Vu les autres pièces du dossier ;
Vu le code de justice administrative.
Le président du Tribunal a désigné M. Jean-Marie Argoud, magistrat, pour statuer sur les demandes en référé.
1. Aux termes de l’article R. 532-1 du code de justice administrative : « Le juge des référés peut, sur simple requête et même en l’absence de décision administrative préalable, prescrire toute mesure utile d’expertise ou d’instruction. (…) ». L’utilité d’une mesure d’instruction ou d’expertise qu’il est demandé au juge des référés d’ordonner sur le fondement de l’article R. 532-1 du code de justice administrative doit être appréciée, d’une part, au regard des éléments dont le demandeur dispose ou peut disposer par d’autres moyens et, d’autre part, bien que ce juge ne soit pas saisi du principal, au regard de l’intérêt que la mesure présente dans la perspective d’un litige principal, actuel ou éventuel, auquel elle est susceptible de se rattacher. A ce dernier titre, il ne peut faire droit à une demande d’expertise permettant d’évaluer un préjudice, en vue d’engager la responsabilité d’une personne publique, en l’absence manifeste, en l’état de l’instruction, de fait générateur, de préjudice ou de lien de causalité entre celui-ci et le fait générateur.

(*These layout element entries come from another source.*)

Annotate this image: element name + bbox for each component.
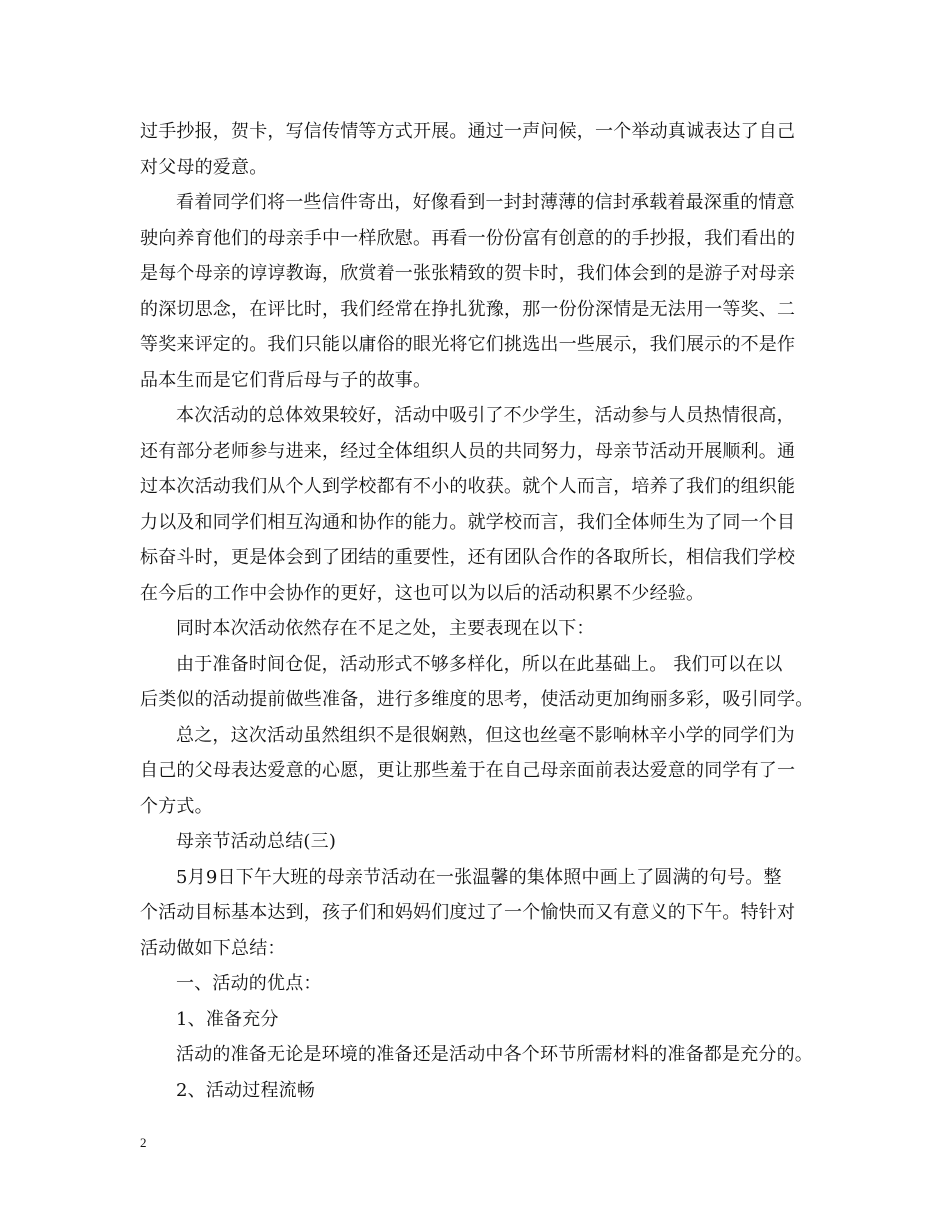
body-line: 活动的准备无论是环境的准备还是活动中各个环节所需材料的准备都是充分的。 <box>176 1044 813 1065</box>
body-line: 的深切思念，在评比时，我们经常在挣扎犹豫，那一份份深情是无法用一等奖、二 <box>140 298 796 320</box>
body-line: 个活动目标基本达到，孩子们和妈妈们度过了一个愉快而又有意义的下午。特针对 <box>140 902 796 923</box>
body-line: 自己的父母表达爱意的心愿，更让那些羞于在自己母亲面前表达爱意的同学有了一 <box>140 760 796 781</box>
body-line: 在今后的工作中会协作的更好，这也可以为以后的活动积累不少经验。 <box>140 582 705 604</box>
document-body <box>140 114 812 1108</box>
body-line: 本次活动的总体效果较好，活动中吸引了不少学生，活动参与人员热情很高， <box>176 405 795 426</box>
body-line: 驶向养育他们的母亲手中一样欣慰。再看一份份富有创意的的手抄报，我们看出的 <box>140 227 796 249</box>
body-line: 过本次活动我们从个人到学校都有不小的收获。就个人而言，培养了我们的组织能 <box>140 476 796 497</box>
body-line: 5月9日下午大班的母亲节活动在一张温馨的集体照中画上了圆满的句号。整 <box>176 866 782 888</box>
section-heading: 母亲节活动总结(三) <box>176 831 337 852</box>
body-line: 总之，这次活动虽然组织不是很娴熟，但这也丝毫不影响林辛小学的同学们为 <box>176 724 795 746</box>
body-line: 由于准备时间仓促，活动形式不够多样化，所以在此基础上。 我们可以在以 <box>176 653 783 675</box>
body-line: 对父母的爱意。 <box>140 156 268 178</box>
body-line: 力以及和同学们相互沟通和协作的能力。就学校而言，我们全体师生为了同一个目 <box>140 511 796 533</box>
body-line: 个方式。 <box>140 795 213 817</box>
body-line: 是每个母亲的谆谆教诲，欣赏着一张张精致的贺卡时，我们体会到的是游子对母亲 <box>140 263 796 284</box>
body-line: 活动做如下总结： <box>140 937 286 959</box>
body-line: 还有部分老师参与进来，经过全体组织人员的共同努力，母亲节活动开展顺利。通 <box>140 440 796 462</box>
list-item-heading: 1、准备充分 <box>176 1008 279 1030</box>
page-number: 2 <box>140 1135 147 1150</box>
body-line: 后类似的活动提前做些准备，进行多维度的思考，使活动更加绚丽多彩，吸引同学。 <box>140 689 814 710</box>
body-line: 标奋斗时，更是体会到了团结的重要性，还有团队合作的各取所长，相信我们学校 <box>140 547 796 568</box>
subsection-heading: 一、活动的优点： <box>176 973 322 994</box>
body-line: 品本生而是它们背后母与子的故事。 <box>140 369 432 391</box>
list-item-heading: 2、活动过程流畅 <box>176 1079 316 1101</box>
body-line: 同时本次活动依然存在不足之处，主要表现在以下： <box>176 618 595 639</box>
body-line: 等奖来评定的。我们只能以庸俗的眼光将它们挑选出一些展示，我们展示的不是作 <box>140 334 796 355</box>
body-line: 过手抄报，贺卡，写信传情等方式开展。通过一声问候，一个举动真诚表达了自己 <box>140 121 796 142</box>
body-line: 看着同学们将一些信件寄出，好像看到一封封薄薄的信封承载着最深重的情意 <box>176 192 795 213</box>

2. La requérante soutient avoir été victime d’une chute sur une aire de stationnement constituant un ouvrage public relevant de la responsabilité du CCAS de Manosque. Le CCAS de Manosque soutient sans être contredit qu’aucune aire de stationnement ne relève de sa responsabilité. Dans ces conditions, la requérante ne démontre pas l’existence de fait susceptible de justifier une action en responsabilité en qualité d’usager victime d’un défaut d’entretien d’un ouvrage public. Les conclusions tendant à ce qu’une expertise soit ordonnée doivent être rejetées.
Sur la demande de provision :
3. Aux termes de l’article R. 541-1 du code de justice administrative : « Le juge des référés peut, même en l’absence d’une demande au fond, accorder une provision au créancier qui l’a saisi lorsque l’existence de l’obligation n’est pas sérieusement contestable. Il peut, même d’office, subordonner le versement de la provision à la constitution d’une garantie ».
4. Il résulte de ces dispositions, que pour regarder une obligation comme non sérieusement contestable, il appartient au juge des référés de s’assurer que les éléments qui lui sont soumis par les parties sont de nature à en établir l’existence avec un degré suffisant de certitude.
5. La requérante demande la condamnation de l’Assistance Publique – Hôpitaux de Marseille (AP-HM) à lui verser une provision. Toutefois, elle n’invoque aucun fondement de responsabilité justifiant cette demande. Dès lors, l’existence de l’obligation dont l’intéressée se prévaut ne présente pas le caractère non sérieusement contestable exigé par les dispositions de l’article R.541-1 du code de justice administrative précitées. En outre, il n’est ni établi ni même allégué que l’aire de stationnement mise en cause dans l’accident relèverait de la responsabilité de l’AP-HM, alors par ailleurs que la requérante demande une expertise au contradictoire du CCAS de Manosque. Au surplus et en tout état de cause, la requérante ne justifie pas avoir formé une demande préalable indemnitaire susceptible d’avoir lié le contentieux. Par suite, les conclusions de la requérante, tendant au versement par l’AP-HM d’une provision, ne peuvent qu’être rejetées.
Sur les frais d’instance :
6. L’article L. 761-1 du code de justice administrative fait obstacle à ce que soit mis à la charge de l’AP-HM qui n’est pas la partie perdante à la présente instance, la charge des frais exposés par le requérant et non compris dans les dépens.
O R D O N N E :
Article 1er : La requête de Mme A… est rejetée.
Article 2 : Le présent jugement sera notifié à Mme B… A…, au centre communal d’action sociale de Manosque et à la Caisse primaire d’assurance maladie des Hautes-Alpes.
Fait à Marseille, le 14 novembre 2025.
Le juge des référés,
Signé
J.-M. ARGOUD
La République mande et ordonne au Ministre chargé de la Santé en ce qui le concerne ou à tous commissaires à ce requis en ce qui concerne les voies de droit commun contre les parties privées, de pourvoir à l’exécution de la présente décision.